How IOMETE automates and monitors the pipeline

  • Scheduled maintenance jobs: Automated snapshot expiration, orphan cleanup, manifest rewrites, and data/delete-file compaction for predictable operations.
  • Table health dashboard: Visibility into metadata file counts, manifest sizes, snapshot lineage, orphaned volume, and delete-file accumulation - gaps that vanilla OSS Iceberg leaves open.
  • Workload-aware policies: Maintenance frequency adjusts to snapshot velocity, small-file growth, manifest expansion, and observed query patterns.
  • Safe execution framework: Blocks misordered operations, protects snapshots referenced by active jobs, and keeps metadata consistent for multi-writer workloads.
tip

Apache Iceberg keeps old metadata files to preserve snapshot history. The safe maintenance order is expire snapshots -> remove orphan files -> rewrite manifests. This prevents metadata bloat and preserves time travel. IOMETE automates and monitors the lifecycle, eliminating operational risk for self-hosted teams.

Conclusion

Metadata is Iceberg's superpower when maintained correctly. With a clear snapshot lifecycle, conservative retention, and the right task ordering, tables stay fast and predictable at scale. IOMETE adds automation, observability, and guardrails so teams do not rely on brittle cron jobs or manual cleanup.

FAQs

Frequently Asked Questions (FAQ)

Why do old metadata.json files stay in my Iceberg table?
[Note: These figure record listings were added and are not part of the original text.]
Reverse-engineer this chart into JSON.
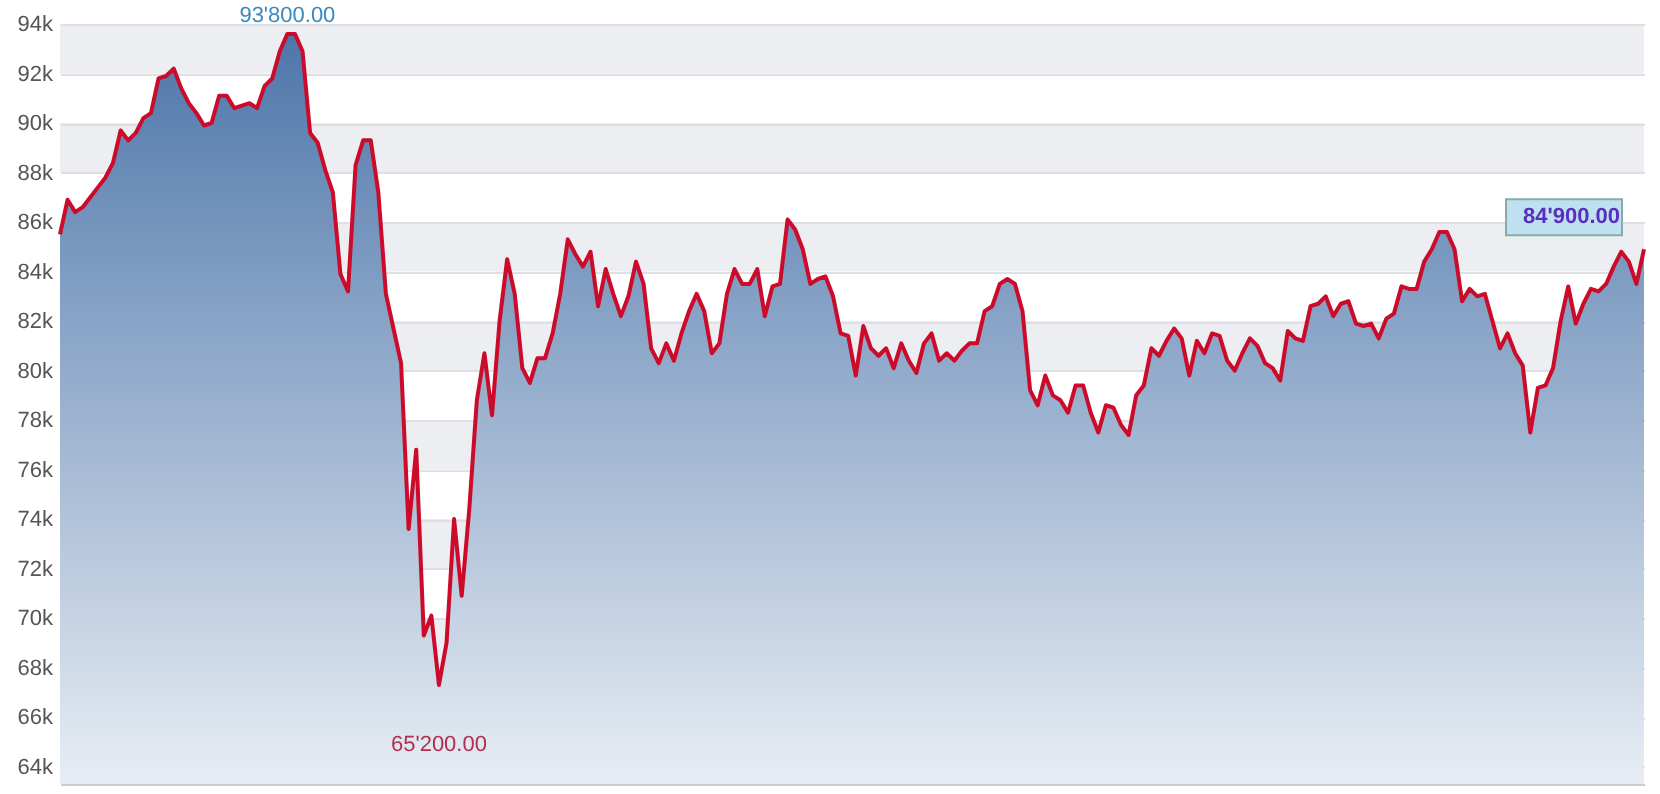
{
  "chart_data": {
    "type": "area",
    "categories": [
      null,
      null,
      null,
      null,
      null,
      null,
      null,
      null,
      null,
      null,
      null,
      null,
      null,
      null,
      null,
      null,
      null,
      null,
      null,
      null,
      null,
      null,
      null,
      null,
      null,
      null,
      null,
      null,
      null,
      null,
      null,
      null,
      null,
      null,
      null,
      null,
      null,
      null,
      null,
      null,
      null,
      null,
      null,
      null,
      null,
      null,
      null,
      null,
      null,
      null,
      null,
      null,
      null,
      null,
      null,
      null,
      null,
      null,
      null,
      null,
      null,
      null,
      null,
      null,
      null,
      null,
      null,
      null,
      null,
      null,
      null,
      null,
      null,
      null,
      null,
      null,
      null,
      null,
      null,
      null,
      null,
      null,
      null,
      null,
      null,
      null,
      null,
      null,
      null,
      null,
      null,
      null,
      null,
      null,
      null,
      null,
      null,
      null,
      null,
      null,
      null,
      null,
      null,
      null,
      null,
      null,
      null,
      null,
      null,
      null,
      null,
      null,
      null,
      null,
      null,
      null,
      null,
      null,
      null,
      null,
      null,
      null,
      null,
      null,
      null,
      null,
      null,
      null,
      null,
      null,
      null,
      null,
      null,
      null,
      null,
      null,
      null,
      null,
      null,
      null,
      null,
      null,
      null,
      null,
      null,
      null,
      null,
      null,
      null,
      null,
      null,
      null,
      null,
      null,
      null,
      null,
      null,
      null,
      null,
      null,
      null,
      null,
      null,
      null,
      null,
      null,
      null,
      null,
      null,
      null,
      null,
      null,
      null,
      null,
      null,
      null,
      null,
      null,
      null,
      null,
      null,
      null,
      null,
      null,
      null,
      null,
      null,
      null,
      null,
      null,
      null,
      null,
      null,
      null,
      null,
      null,
      null,
      null,
      null,
      null,
      null,
      null,
      null,
      null,
      null,
      null,
      null,
      null,
      null,
      null
    ],
    "series": [
      {
        "color": "#cc0a2a",
        "values": [
          85500,
          86900,
          86400,
          86600,
          87000,
          87400,
          87800,
          88400,
          89700,
          89300,
          89600,
          90200,
          90400,
          91800,
          91900,
          92200,
          91400,
          90800,
          90400,
          89900,
          90000,
          91100,
          91100,
          90600,
          90700,
          90800,
          90600,
          91500,
          91800,
          92900,
          93600,
          93600,
          92900,
          89600,
          89200,
          88100,
          87200,
          83900,
          83200,
          88300,
          89300,
          89300,
          87200,
          83100,
          81700,
          80300,
          73600,
          76800,
          69300,
          70100,
          67300,
          69000,
          74000,
          70900,
          74400,
          78800,
          80700,
          78200,
          82000,
          84500,
          83100,
          80100,
          79500,
          80500,
          80500,
          81500,
          83100,
          85300,
          84700,
          84200,
          84800,
          82600,
          84100,
          83100,
          82200,
          83000,
          84400,
          83500,
          80900,
          80300,
          81100,
          80400,
          81500,
          82400,
          83100,
          82400,
          80700,
          81100,
          83100,
          84100,
          83500,
          83500,
          84100,
          82200,
          83400,
          83500,
          86100,
          85700,
          84900,
          83500,
          83700,
          83800,
          83000,
          81500,
          81400,
          79800,
          81800,
          80900,
          80600,
          80900,
          80100,
          81100,
          80400,
          79900,
          81100,
          81500,
          80400,
          80700,
          80400,
          80800,
          81100,
          81100,
          82400,
          82600,
          83500,
          83700,
          83500,
          82400,
          79200,
          78600,
          79800,
          79000,
          78800,
          78300,
          79400,
          79400,
          78300,
          77500,
          78600,
          78500,
          77800,
          77400,
          79000,
          79400,
          80900,
          80600,
          81200,
          81700,
          81300,
          79800,
          81200,
          80700,
          81500,
          81400,
          80400,
          80000,
          80700,
          81300,
          81000,
          80300,
          80100,
          79600,
          81600,
          81300,
          81200,
          82600,
          82700,
          83000,
          82200,
          82700,
          82800,
          81900,
          81800,
          81900,
          81300,
          82100,
          82300,
          83400,
          83300,
          83300,
          84400,
          84900,
          85600,
          85600,
          84900,
          82800,
          83300,
          83000,
          83100,
          82000,
          80900,
          81500,
          80700,
          80200,
          77500,
          79300,
          79400,
          80100,
          82000,
          83400,
          81900,
          82700,
          83300,
          83200,
          83500,
          84200,
          84800,
          84400,
          83500,
          84900
        ]
      }
    ],
    "ylim": [
      63300,
      94000
    ],
    "yticks": [
      {
        "value": 64000,
        "label": "64k"
      },
      {
        "value": 66000,
        "label": "66k"
      },
      {
        "value": 68000,
        "label": "68k"
      },
      {
        "value": 70000,
        "label": "70k"
      },
      {
        "value": 72000,
        "label": "72k"
      },
      {
        "value": 74000,
        "label": "74k"
      },
      {
        "value": 76000,
        "label": "76k"
      },
      {
        "value": 78000,
        "label": "78k"
      },
      {
        "value": 80000,
        "label": "80k"
      },
      {
        "value": 82000,
        "label": "82k"
      },
      {
        "value": 84000,
        "label": "84k"
      },
      {
        "value": 86000,
        "label": "86k"
      },
      {
        "value": 88000,
        "label": "88k"
      },
      {
        "value": 90000,
        "label": "90k"
      },
      {
        "value": 92000,
        "label": "92k"
      },
      {
        "value": 94000,
        "label": "94k"
      }
    ],
    "grid": "y",
    "annotations": [
      "93'800.00",
      "65'200.00",
      "84'900.00"
    ]
  }
}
Snapshots reference them; they are removed only after snapshot expiration and orphan cleanup confirm no references.

What is the correct order of Iceberg maintenance operations?

Expire snapshots, remove orphan files, then rewrite manifests.

Why does my metadata keep growing?

Too many snapshots, excessive small files, or missed manifest rewrite cycles.

What causes orphan files?

Expired snapshots, failed writes, external file movement, or partial commits.

What happens if I expire snapshots too aggressively?

Long-running queries can fail, and time travel becomes unsafe.

How often should I run snapshot expiration?

Streaming: every 1-3 hours. Batch: daily.

How does IOMETE simplify Iceberg maintenance?

It automates expiration, orphan cleanup, manifest compaction, and monitoring with workload-aware safety checks.